L’idée géniale de Lionel Jospin, consistant à remplacer le septennat présidentiel par un quinquennat et à faire coïncider dans une même séquence l’élection du président de la République et celle des députés est en train de donner toute sa mesure. Elle sème un souk pas possible dans la vie politique française (et je suis poli). Le chantage à la candidature pratiqué sur les deux principaux postulants par des personnalités ne visant qu’à placer un maximum de leurs affidés sur les bancs de l’Assemblée nationale et les petits flingages entre amis alimentent le quotidien de cette pré-campagne. En 2007, ce phénomène était déjà apparu, mais il avait été limité par le spectre du 21 avril 2002 et l’ardente obligation du « vote utile ».

Aujourd’hui, en dépit de l’existence réelle d’un danger de nouveau 21 avril, à l’envers ou à l’endroit, incarné par Marine Le Pen, les candidatures de François Hollande et Nicolas Sarkozy sont pourries par les pressions des « alliés », et le jeu des ambitions personnelles à l’intérieur de leurs partis respectifs.
Au PS, le cafouillage de l’accord programmatique et électoral avec EELV n’a pas encore produit tous ses effets délétères : il fournit en munitions la droite qui présente François Hollande comme enchaîné par les dogmatiques écolos. Il a mis en rage les « barons » du parti qui l’avaient fait roi lors des primaires, notamment Gérard Collomb qui n’a pas avalé de se voir imposer le Vert Philippe Meirieu dans une circonscription destinée à l’un de ses proches. Les candidatures dissidentes de sortants socialistes sacrifiés, notamment à Paris, seront difficilement évitables. Arnaud Montebourg « balance » ceux de ses petits camarades qui ont un peu trop mis, selon lui, les doigts dans le pot de confiture. Jack Lang menace de lui coller une paire de baffes. Malek Boutih tire à vue sur Julien Dray, ne manquant pas de rappeler au passage les ennuis qu’avait attirés à ce dernier sa passion horlogère.

L’astuce consistant, pour François Hollande, à laisser Martine Aubry se dépatouiller dans ce marécage en « prenant de la hauteur » ne saurait perdurer pendant les six mois qui nous séparent de la présidentielle.

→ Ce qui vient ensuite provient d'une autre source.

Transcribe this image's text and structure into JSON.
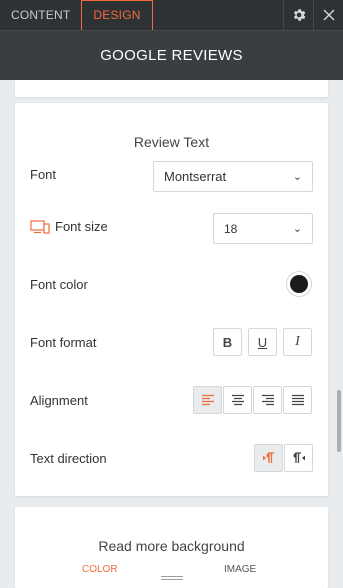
{
  "tabs": {
    "content": "CONTENT",
    "design": "DESIGN"
  },
  "header": {
    "title": "GOOGLE REVIEWS"
  },
  "review_text": {
    "heading": "Review Text",
    "font": {
      "label": "Font",
      "value": "Montserrat"
    },
    "font_size": {
      "label": "Font size",
      "value": "18"
    },
    "font_color": {
      "label": "Font color",
      "color": "#1c1c1c"
    },
    "font_format": {
      "label": "Font format",
      "bold": "B",
      "underline": "U",
      "italic": "I"
    },
    "alignment": {
      "label": "Alignment",
      "selected": "left"
    },
    "text_direction": {
      "label": "Text direction",
      "selected": "ltr"
    }
  },
  "read_more": {
    "heading": "Read more background",
    "color_tab": "COLOR",
    "image_tab": "IMAGE"
  },
  "colors": {
    "accent": "#f26a3b",
    "header_bg": "#3a3e41",
    "tabbar_bg": "#2f3234"
  }
}
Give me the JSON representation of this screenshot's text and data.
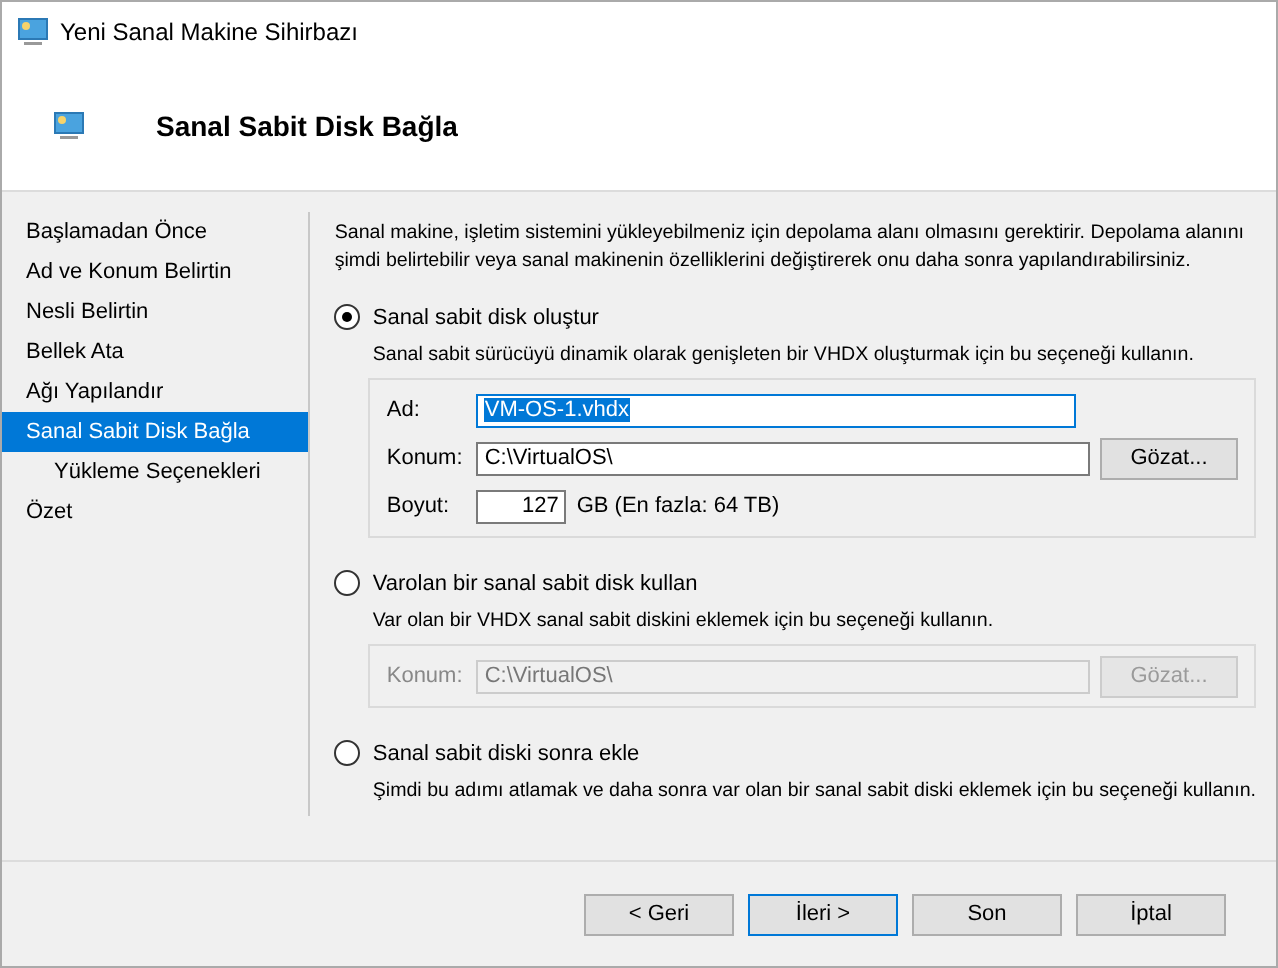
{
  "window": {
    "title": "Yeni Sanal Makine Sihirbazı"
  },
  "header": {
    "title": "Sanal Sabit Disk Bağla"
  },
  "sidebar": {
    "items": [
      {
        "label": "Başlamadan Önce",
        "selected": false
      },
      {
        "label": "Ad ve Konum Belirtin",
        "selected": false
      },
      {
        "label": "Nesli Belirtin",
        "selected": false
      },
      {
        "label": "Bellek Ata",
        "selected": false
      },
      {
        "label": "Ağı Yapılandır",
        "selected": false
      },
      {
        "label": "Sanal Sabit Disk Bağla",
        "selected": true,
        "children": [
          {
            "label": "Yükleme Seçenekleri",
            "selected": false
          }
        ]
      },
      {
        "label": "Özet",
        "selected": false
      }
    ]
  },
  "intro": "Sanal makine, işletim sistemini yükleyebilmeniz için depolama alanı olmasını gerektirir. Depolama alanını şimdi belirtebilir veya sanal makinenin özelliklerini değiştirerek onu daha sonra yapılandırabilirsiniz.",
  "options": [
    {
      "label": "Sanal sabit disk oluştur",
      "selected": true,
      "description": "Sanal sabit sürücüyü dinamik olarak genişleten bir VHDX oluşturmak için bu seçeneği kullanın.",
      "fields": [
        {
          "kind": "text",
          "label": "Ad:",
          "value": "VM-OS-1.vhdx",
          "focused": true
        },
        {
          "kind": "browse",
          "label": "Konum:",
          "value": "C:\\VirtualOS\\",
          "button": "Gözat..."
        },
        {
          "kind": "size",
          "label": "Boyut:",
          "value": "127",
          "unit": "GB (En fazla: 64 TB)"
        }
      ]
    },
    {
      "label": "Varolan bir sanal sabit disk kullan",
      "selected": false,
      "description": "Var olan bir VHDX sanal sabit diskini eklemek için bu seçeneği kullanın.",
      "disabled": true,
      "fields": [
        {
          "kind": "browse",
          "label": "Konum:",
          "value": "C:\\VirtualOS\\",
          "button": "Gözat..."
        }
      ]
    },
    {
      "label": "Sanal sabit diski sonra ekle",
      "selected": false,
      "description": "Şimdi bu adımı atlamak ve daha sonra var olan bir sanal sabit diski eklemek için bu seçeneği kullanın."
    }
  ],
  "buttons": [
    {
      "label": "< Geri",
      "default": false
    },
    {
      "label": "İleri >",
      "default": true
    },
    {
      "label": "Son",
      "default": false
    },
    {
      "label": "İptal",
      "default": false
    }
  ]
}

S’il laisse le parti se livrer à des règlements de comptes internes sanglants, il court tout droit à la « ségolénisation » : il doit donc montrer qu’il est le patron tout en évitant de se tacher en nettoyant les écuries d’Augias…

Comme il n’a pas, à la différence de Sarkozy, la bonne excuse de tenir la barre du bateau France par temps de tempête, l’exercice est loin d’être évident. Mais personne n’a jamais prétendu que le métier de candidat – a fortiori en étant favori – à l’élection présidentielle était un job à la portée du premier venu, y compris lorsqu’il se réclame de la normalité.

A droite, le tableau n’est pas plus reluisant : la discorde parisienne au sein de l’UMP, déjà ravageuse lors des sénatoriales, à toutes les chances se reproduire pour les législatives. Le cas Dati alimente les coups de vice dans la mêlée UMP : Copé plante une fourchette dans les yeux de Fillon, qui incite Xavier Bertrand à placer une méchante savate dans les gencives du secrétaire général de l’UMP.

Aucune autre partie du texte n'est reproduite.